Entrevista: procurado pelo FBI por suposto terrorismo nega envolvimento com a Al Qaeda

Atualizado

O empresário Mohamed Ahmed Elsayed Ahmed Ibrahim, procurado pelo FBI acusado de ter envolvimento com atividades terroristas, afirmou em entrevista exclusiva ao R7 na tarde desta quarta-feira (14), que não conhece e nunca teve envolvimento com ninguém que tenha relações com o grupo terrorista Al Qaeda.

Mohamed aceitou falar com a reportagem do R7 por alguns minutos no escritório de seu advogado, pouco depois de uma reunião sobre o depoimento que vai prestar à Polícia Federal nesta quinta-feira (15).

Mohamed afirmou que era professor no Egito e antes de chegar ao Brasil passou um tempo na Turquia, fugindo de seu país natal por conta das perseguições políticas após a queda do presidente egípcio Mohamed Morsi.

Questionado sobre ter contato ou conhecer alguém da Al Qaeda, Mohamed afirmou que não conhece ninguém e que seus problemas são no Egito, por questões políticas, e diz não ter cometido nenhum crime.

Mohamed também explicou que ficou sabendo que era procurado, após ligações de amigos na noite de segunda-feira, quando o FBI publicou em suas redes sociais suas fotos e o caso ganhou proporções na imprensa.

Leia também

Na entrevista, ele afirmou ainda que esta situação causou problemas para parte da sua família que ainda está no Egito e que, quando se sentiu ameaçado pela perseguição do regime político de lá, procurou vir para o Brasil, pois quer viver em segurança e com mais dignidade.

Na conversa, de pouco mais de 10 minutos, ele também disse que nunca foi aos Estados Unidos e reafirmou que está a disposição das autoridades para colaborar com o que for necessário para continuar a viver no Brasil.

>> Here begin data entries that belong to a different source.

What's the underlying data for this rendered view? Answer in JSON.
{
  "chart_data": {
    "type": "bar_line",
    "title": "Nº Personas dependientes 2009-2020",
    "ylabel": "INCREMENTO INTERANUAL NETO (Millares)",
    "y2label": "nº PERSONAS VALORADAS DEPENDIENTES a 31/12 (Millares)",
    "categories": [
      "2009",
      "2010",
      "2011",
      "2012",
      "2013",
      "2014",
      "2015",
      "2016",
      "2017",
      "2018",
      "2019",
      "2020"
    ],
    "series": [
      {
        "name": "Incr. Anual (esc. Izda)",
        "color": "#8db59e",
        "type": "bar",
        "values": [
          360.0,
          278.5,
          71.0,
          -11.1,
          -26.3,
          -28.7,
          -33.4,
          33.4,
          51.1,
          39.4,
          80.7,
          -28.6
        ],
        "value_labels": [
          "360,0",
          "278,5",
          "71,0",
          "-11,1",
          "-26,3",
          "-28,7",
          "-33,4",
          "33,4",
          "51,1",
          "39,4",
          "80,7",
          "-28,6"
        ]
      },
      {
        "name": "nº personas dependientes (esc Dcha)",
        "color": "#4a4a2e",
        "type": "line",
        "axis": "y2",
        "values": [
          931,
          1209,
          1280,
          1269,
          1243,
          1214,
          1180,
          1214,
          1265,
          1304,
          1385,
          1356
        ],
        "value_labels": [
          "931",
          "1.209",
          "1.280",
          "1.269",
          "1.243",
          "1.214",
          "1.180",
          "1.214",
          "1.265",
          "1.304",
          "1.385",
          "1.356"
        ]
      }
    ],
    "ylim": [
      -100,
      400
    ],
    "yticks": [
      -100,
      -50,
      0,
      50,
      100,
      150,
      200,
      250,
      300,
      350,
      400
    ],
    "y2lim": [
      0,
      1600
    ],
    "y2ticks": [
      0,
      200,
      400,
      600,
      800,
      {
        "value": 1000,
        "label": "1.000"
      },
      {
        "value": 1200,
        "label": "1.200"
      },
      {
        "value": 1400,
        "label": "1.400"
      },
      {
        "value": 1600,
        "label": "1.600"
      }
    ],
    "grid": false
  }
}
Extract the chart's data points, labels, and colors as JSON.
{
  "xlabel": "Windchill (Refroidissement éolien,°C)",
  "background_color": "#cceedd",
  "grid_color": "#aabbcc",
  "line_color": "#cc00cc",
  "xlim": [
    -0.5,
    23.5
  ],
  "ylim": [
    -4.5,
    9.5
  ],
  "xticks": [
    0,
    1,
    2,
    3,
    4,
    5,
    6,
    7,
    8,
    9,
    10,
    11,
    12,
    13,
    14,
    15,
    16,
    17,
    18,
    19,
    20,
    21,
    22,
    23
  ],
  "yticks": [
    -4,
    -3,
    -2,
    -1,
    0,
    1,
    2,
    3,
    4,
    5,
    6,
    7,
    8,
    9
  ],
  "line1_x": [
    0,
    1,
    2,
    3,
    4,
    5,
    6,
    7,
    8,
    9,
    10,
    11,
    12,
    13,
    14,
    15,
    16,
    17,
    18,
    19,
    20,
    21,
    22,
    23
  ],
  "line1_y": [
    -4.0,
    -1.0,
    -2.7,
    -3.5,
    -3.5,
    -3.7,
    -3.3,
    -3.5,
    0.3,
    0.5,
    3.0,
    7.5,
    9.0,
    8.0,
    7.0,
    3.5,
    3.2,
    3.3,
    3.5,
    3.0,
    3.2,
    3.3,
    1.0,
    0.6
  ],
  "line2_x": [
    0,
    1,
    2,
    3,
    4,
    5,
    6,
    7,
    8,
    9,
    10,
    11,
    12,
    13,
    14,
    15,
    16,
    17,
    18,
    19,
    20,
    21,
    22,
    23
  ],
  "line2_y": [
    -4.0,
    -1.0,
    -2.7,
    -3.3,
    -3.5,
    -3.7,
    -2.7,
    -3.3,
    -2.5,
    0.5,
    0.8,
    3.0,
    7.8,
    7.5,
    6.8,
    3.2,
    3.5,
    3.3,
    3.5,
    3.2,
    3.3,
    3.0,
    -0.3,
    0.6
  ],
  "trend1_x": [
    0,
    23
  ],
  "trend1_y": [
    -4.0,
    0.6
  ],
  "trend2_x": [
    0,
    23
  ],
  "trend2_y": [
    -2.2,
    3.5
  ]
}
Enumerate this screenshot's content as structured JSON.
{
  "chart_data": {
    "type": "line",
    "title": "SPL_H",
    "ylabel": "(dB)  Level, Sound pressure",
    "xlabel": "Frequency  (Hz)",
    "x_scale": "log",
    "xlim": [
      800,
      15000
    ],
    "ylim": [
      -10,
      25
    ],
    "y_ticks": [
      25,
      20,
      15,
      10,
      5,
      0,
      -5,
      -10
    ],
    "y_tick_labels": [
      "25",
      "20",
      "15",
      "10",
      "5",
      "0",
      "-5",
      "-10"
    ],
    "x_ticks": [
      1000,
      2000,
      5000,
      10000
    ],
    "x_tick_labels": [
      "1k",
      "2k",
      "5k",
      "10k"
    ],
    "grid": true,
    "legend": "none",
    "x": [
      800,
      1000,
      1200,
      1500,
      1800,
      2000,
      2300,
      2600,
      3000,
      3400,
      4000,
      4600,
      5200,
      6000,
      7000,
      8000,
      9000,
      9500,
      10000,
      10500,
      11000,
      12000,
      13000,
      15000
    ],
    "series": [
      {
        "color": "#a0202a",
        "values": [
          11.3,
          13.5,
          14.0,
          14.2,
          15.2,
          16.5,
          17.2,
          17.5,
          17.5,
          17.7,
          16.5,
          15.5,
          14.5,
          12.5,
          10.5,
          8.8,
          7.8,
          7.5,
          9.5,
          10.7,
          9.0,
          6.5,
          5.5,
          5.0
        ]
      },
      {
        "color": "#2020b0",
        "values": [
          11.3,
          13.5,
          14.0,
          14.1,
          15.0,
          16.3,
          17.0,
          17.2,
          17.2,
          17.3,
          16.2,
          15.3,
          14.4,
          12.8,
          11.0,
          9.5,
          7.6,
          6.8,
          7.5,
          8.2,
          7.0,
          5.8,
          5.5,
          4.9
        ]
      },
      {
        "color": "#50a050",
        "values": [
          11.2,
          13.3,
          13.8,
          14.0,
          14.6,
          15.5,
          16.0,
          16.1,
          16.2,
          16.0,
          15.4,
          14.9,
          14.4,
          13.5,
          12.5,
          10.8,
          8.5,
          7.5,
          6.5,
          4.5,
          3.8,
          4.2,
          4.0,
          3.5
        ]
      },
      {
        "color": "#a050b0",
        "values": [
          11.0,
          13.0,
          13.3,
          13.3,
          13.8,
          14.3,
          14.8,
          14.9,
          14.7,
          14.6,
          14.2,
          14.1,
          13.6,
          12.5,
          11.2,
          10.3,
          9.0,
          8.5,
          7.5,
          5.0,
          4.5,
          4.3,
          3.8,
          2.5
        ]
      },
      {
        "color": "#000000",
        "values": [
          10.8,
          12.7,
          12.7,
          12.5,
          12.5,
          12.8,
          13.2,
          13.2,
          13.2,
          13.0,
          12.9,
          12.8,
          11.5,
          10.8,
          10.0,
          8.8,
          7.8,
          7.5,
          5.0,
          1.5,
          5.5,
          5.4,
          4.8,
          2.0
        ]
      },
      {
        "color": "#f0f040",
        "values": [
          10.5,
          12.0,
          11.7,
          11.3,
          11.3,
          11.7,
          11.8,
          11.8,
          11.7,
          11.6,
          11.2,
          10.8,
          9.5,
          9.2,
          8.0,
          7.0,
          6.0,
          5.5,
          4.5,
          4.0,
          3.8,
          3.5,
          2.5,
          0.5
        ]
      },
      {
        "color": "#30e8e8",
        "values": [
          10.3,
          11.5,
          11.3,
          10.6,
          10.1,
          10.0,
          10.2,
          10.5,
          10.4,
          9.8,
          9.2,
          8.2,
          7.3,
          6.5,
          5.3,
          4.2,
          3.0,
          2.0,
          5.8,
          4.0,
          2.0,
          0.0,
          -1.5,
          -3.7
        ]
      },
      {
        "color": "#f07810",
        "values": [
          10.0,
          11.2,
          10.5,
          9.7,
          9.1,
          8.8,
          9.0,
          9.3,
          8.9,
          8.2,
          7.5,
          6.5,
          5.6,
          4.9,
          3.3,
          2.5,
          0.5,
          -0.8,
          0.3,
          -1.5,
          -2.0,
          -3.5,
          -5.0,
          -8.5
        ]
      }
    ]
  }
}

Atualmente, Mohamed é sócio de um loja de móveis e está casado com uma brasileira, com quem vive em Guarulhos, na Grande São Paulo.

O Caso

Na segunda-feira (12), Mohamed, que é casado com uma brasileira e está em situação legal no país, viu seu rosto ser exibido em vários jornais e sites, pois passou a ser apresentado como um procurado pelo FBI por ser suspeito de colaborar com um grupo terrorista.

Imagem divulgada pelo FBI colocando Muhamed como procurado – Reprodução Portal R7

Mohamed deve se apresentar à Polícia Federal ainda nesta quinta-feira (15), onde já esteve na segunda-feira (12) horas antes de ser listado como procurado. Ele foi até a instituição para protocolar um recurso ao seu pedido de refúgio feito ao Conare (Comitê Nacional para os Refugiados).

Portaria 666

Com a publicação da portaria 666, que prevê a deportação de pessoas consideradas “perigosas”, e que foi editada pelo ministro da Justiça Sérgio Moro no fim de julho, Mohamed poderia ser deportado sumariamente mesmo sem um processo legal no Brasil.

São definidas como perigosas pessoas envolvidas em terrorismo, grupo criminoso organizado ou associação criminosa armada ou que tenha armas à disposição, tráfico de drogas, pessoas ou armas de fogo, pornografia ou exploração sexual infanto-juvenil e torcida com histórico de violência em estádios.

A simples figuração de seu nome numa lista de procurados, segundo esta portaria, já seria suficiente para que o governo autorizasse a deportação. Entretanto, especialistas em direito e o Ministério Público Federal contestam a portaria que, segundo eles, fere a legislação federal e não seria competência do Ministério da Justiça.